We were all young and wasted and riding around the wilds of Wilton, Connecticut. Five of us, no direction in mind, maybe 11 pm or midnight. Wilton is exurbia — all shady and winding country roads with woods all over, woods and big lawns and colonial rock walls guarding homes on two and three-acre lots. I was sitting shotgun with two others in front and three in back, and I swear to God the episode is as clear now as if it happened last night.
While engaged in a fairly mesmerizing conversation (are there any other kind when you’re fried on cannabis sativa?) the driver gradually forgot to keep his foot on the gas. The car went slower and slower until it came to a dead stop. And nobody noticed for a good five or ten minutes, of course, until some guy pulled up behind and flashed his lights and honked. If it had been a Wilton patrolman he would have have searched the car and our pockets, and somebody would have been popped for possession.

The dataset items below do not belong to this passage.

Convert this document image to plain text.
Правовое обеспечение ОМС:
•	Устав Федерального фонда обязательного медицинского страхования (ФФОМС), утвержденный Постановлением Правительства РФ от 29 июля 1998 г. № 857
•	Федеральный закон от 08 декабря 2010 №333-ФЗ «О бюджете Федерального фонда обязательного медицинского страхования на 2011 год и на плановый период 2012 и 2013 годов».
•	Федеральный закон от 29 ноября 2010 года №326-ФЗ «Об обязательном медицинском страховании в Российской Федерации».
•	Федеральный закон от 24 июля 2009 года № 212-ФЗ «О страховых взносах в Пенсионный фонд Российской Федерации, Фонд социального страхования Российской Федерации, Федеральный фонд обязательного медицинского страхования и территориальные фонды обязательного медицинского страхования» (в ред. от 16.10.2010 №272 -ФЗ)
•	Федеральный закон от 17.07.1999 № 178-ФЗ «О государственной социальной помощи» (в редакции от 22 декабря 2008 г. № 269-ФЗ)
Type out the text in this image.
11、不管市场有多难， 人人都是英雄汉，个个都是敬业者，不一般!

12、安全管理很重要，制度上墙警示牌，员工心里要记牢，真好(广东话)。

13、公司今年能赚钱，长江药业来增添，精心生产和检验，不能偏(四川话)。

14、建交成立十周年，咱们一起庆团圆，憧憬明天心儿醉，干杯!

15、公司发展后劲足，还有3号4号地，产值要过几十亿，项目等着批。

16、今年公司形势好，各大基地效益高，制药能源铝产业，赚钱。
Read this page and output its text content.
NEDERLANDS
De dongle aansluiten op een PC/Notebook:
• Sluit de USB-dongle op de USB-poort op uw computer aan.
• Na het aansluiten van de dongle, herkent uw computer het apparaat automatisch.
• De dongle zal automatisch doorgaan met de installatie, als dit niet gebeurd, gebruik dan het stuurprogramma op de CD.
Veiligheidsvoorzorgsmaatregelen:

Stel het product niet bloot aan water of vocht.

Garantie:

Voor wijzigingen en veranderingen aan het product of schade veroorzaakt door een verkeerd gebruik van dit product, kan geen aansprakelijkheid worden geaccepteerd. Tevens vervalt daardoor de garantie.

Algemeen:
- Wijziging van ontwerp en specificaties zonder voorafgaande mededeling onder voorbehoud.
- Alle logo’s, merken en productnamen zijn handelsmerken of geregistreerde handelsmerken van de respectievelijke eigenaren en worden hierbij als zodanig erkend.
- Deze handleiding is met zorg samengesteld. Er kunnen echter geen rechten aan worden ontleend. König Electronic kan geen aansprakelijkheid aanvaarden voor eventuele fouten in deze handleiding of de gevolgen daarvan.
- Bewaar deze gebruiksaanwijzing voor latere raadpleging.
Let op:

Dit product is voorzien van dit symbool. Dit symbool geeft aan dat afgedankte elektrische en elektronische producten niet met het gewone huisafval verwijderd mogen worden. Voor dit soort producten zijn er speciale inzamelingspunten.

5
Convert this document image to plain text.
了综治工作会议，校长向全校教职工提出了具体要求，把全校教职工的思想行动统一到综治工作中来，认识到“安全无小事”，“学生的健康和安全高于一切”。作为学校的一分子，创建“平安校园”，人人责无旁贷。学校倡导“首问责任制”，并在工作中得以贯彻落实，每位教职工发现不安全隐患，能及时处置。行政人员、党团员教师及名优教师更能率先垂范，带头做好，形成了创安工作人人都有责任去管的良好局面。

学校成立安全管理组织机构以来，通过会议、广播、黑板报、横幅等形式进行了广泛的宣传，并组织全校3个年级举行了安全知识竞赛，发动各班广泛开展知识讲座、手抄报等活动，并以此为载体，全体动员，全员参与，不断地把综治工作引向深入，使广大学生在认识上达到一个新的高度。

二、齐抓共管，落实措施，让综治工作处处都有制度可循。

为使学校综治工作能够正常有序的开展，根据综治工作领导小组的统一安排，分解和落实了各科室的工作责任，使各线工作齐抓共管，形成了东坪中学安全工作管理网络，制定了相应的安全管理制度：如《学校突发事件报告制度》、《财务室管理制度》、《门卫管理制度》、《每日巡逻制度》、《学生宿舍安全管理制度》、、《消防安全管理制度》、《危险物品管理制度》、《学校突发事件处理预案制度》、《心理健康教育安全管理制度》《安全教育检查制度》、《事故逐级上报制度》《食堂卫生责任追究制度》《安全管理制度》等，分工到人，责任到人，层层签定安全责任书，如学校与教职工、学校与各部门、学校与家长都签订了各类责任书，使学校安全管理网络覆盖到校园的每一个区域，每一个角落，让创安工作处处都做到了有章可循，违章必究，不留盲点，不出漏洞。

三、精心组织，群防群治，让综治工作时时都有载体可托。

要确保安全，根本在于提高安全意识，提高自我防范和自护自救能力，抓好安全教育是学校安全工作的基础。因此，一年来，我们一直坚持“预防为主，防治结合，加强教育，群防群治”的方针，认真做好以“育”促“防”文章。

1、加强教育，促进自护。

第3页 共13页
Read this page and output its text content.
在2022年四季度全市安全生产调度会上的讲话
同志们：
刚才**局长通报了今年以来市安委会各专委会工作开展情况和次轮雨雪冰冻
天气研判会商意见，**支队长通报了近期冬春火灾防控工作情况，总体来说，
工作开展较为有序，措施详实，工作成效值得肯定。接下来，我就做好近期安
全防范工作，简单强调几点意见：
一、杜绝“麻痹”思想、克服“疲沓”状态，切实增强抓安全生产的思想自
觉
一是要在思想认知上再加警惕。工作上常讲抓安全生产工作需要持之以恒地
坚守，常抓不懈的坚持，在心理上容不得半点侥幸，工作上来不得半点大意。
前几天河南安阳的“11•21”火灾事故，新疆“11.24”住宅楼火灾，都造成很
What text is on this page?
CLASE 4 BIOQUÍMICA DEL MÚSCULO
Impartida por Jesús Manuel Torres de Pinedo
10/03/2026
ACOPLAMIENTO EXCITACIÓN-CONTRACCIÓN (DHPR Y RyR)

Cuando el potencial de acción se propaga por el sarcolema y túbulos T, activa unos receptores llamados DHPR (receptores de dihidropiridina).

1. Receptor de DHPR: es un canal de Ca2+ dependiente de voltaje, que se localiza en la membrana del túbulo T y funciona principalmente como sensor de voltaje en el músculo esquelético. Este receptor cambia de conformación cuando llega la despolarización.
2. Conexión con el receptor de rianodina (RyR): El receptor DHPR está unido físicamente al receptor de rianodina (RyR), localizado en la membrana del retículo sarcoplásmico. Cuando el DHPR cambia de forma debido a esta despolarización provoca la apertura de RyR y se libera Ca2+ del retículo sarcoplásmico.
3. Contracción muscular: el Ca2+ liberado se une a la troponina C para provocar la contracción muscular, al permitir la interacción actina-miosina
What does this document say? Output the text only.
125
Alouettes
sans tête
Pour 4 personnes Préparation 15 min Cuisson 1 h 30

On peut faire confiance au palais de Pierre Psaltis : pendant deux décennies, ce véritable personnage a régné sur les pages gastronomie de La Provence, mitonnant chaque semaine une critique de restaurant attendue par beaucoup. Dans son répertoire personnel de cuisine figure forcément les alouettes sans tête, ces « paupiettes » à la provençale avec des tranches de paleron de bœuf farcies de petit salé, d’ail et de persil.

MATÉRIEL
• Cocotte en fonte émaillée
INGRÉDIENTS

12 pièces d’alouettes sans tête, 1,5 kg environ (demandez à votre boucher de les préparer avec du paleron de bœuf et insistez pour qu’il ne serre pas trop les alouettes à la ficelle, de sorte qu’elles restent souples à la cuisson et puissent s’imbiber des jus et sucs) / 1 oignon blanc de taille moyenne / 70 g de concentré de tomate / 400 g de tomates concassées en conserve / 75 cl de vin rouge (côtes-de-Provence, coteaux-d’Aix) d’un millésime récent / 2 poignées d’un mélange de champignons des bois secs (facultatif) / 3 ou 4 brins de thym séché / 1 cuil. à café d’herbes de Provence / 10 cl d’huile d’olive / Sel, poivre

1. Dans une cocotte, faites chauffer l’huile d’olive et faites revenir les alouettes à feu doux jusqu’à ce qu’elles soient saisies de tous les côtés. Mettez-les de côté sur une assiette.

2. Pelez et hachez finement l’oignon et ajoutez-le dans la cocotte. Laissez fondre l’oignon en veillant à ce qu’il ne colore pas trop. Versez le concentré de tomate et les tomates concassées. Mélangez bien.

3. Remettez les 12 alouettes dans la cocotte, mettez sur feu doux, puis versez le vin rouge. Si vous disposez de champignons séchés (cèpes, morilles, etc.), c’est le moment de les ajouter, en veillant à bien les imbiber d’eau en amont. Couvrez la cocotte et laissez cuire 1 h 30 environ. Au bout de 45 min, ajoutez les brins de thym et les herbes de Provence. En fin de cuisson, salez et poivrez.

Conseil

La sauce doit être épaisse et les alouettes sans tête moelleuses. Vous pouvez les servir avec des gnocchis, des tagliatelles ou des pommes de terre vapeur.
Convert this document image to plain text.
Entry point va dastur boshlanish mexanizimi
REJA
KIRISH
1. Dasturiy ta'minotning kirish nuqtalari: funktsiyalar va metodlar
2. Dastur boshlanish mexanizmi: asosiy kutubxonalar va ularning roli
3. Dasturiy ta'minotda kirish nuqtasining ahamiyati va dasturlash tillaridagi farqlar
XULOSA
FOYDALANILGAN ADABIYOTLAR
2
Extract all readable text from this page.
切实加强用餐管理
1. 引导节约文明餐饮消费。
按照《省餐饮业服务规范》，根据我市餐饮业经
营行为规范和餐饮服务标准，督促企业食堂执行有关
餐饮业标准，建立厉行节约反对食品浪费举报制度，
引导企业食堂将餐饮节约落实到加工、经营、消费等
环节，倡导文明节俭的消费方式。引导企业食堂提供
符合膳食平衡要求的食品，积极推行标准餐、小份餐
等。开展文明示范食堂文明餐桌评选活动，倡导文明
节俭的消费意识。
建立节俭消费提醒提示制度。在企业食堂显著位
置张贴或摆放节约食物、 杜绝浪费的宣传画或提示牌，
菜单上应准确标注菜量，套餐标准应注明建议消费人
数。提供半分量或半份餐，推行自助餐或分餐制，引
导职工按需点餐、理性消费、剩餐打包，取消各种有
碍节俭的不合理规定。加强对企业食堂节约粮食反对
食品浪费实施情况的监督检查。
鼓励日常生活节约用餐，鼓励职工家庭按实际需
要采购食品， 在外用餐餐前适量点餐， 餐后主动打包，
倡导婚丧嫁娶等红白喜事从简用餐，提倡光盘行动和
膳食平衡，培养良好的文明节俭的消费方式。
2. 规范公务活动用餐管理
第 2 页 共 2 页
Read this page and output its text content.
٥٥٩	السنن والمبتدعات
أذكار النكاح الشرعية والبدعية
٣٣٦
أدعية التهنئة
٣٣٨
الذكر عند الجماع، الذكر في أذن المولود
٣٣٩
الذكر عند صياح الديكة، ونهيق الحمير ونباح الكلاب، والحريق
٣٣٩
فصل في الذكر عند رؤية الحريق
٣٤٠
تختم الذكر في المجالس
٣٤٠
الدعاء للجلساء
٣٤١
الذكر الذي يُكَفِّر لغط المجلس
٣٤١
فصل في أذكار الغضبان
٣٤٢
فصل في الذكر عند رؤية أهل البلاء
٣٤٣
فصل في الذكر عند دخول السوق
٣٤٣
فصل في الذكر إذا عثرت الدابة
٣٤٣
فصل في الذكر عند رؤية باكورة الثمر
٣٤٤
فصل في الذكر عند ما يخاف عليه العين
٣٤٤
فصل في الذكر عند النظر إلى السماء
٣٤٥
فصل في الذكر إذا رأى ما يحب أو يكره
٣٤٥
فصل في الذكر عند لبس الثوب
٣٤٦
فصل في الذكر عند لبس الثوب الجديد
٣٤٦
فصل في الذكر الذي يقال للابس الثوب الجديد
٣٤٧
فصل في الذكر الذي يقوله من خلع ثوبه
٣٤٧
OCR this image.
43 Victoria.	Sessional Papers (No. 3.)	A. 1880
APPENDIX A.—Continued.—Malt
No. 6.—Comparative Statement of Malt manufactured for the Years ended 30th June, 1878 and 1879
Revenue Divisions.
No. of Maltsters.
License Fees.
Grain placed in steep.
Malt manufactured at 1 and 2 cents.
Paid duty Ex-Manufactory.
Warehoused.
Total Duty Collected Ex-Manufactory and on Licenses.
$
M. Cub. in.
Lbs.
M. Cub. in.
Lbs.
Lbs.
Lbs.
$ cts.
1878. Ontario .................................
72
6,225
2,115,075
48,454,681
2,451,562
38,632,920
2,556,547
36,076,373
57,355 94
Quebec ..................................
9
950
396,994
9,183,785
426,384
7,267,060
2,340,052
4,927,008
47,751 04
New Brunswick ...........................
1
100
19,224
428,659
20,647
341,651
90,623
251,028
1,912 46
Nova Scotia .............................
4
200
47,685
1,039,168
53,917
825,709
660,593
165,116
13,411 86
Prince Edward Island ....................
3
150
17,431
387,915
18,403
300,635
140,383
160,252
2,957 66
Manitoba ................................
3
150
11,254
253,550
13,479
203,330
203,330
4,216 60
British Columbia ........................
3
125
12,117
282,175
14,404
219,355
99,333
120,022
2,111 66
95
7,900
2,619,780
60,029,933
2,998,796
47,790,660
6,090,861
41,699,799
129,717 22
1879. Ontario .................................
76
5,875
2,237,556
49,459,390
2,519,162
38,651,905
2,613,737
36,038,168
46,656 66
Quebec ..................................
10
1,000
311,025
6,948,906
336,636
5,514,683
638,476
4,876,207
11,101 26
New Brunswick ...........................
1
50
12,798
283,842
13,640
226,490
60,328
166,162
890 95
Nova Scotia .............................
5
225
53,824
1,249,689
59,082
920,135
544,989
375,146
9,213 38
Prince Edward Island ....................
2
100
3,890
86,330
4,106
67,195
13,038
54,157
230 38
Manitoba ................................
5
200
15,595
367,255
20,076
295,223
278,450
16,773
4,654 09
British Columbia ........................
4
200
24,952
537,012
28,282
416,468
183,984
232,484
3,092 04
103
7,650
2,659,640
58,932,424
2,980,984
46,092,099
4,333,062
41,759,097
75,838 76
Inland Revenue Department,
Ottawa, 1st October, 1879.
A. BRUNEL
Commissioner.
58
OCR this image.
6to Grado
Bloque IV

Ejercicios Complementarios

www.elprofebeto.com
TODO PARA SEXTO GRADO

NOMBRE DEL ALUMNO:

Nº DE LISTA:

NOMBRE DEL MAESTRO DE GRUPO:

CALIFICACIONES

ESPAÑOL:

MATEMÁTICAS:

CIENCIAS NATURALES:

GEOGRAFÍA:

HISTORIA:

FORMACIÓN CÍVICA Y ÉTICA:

Two or three years earlier the same driver was motoring across a bridge in Kansas City with four or five friends. Somebody had a recently-bought an ounce of something potent. They were all passing a pipe around awhen someone noticed a cop behind them. Instant paranoia. “Be cool, just be cool,” etc. Then the cop flashed his lights and gave a short blast with the siren, and the person with the bag decided the only thing to do was dump the contents out the window. He poured it out the driver’s side window and, sure enough, the finely-ground pot blew right back into the car, covering everyone and everything.
Here and now. Anyone who was getting high in the ’70s or ’80s has at least a couple of stories like this. I asked this five years ago and I’m asking again in 2019: Has anyone ever experienced a late-night car slowing and then stopping for the above-described reason?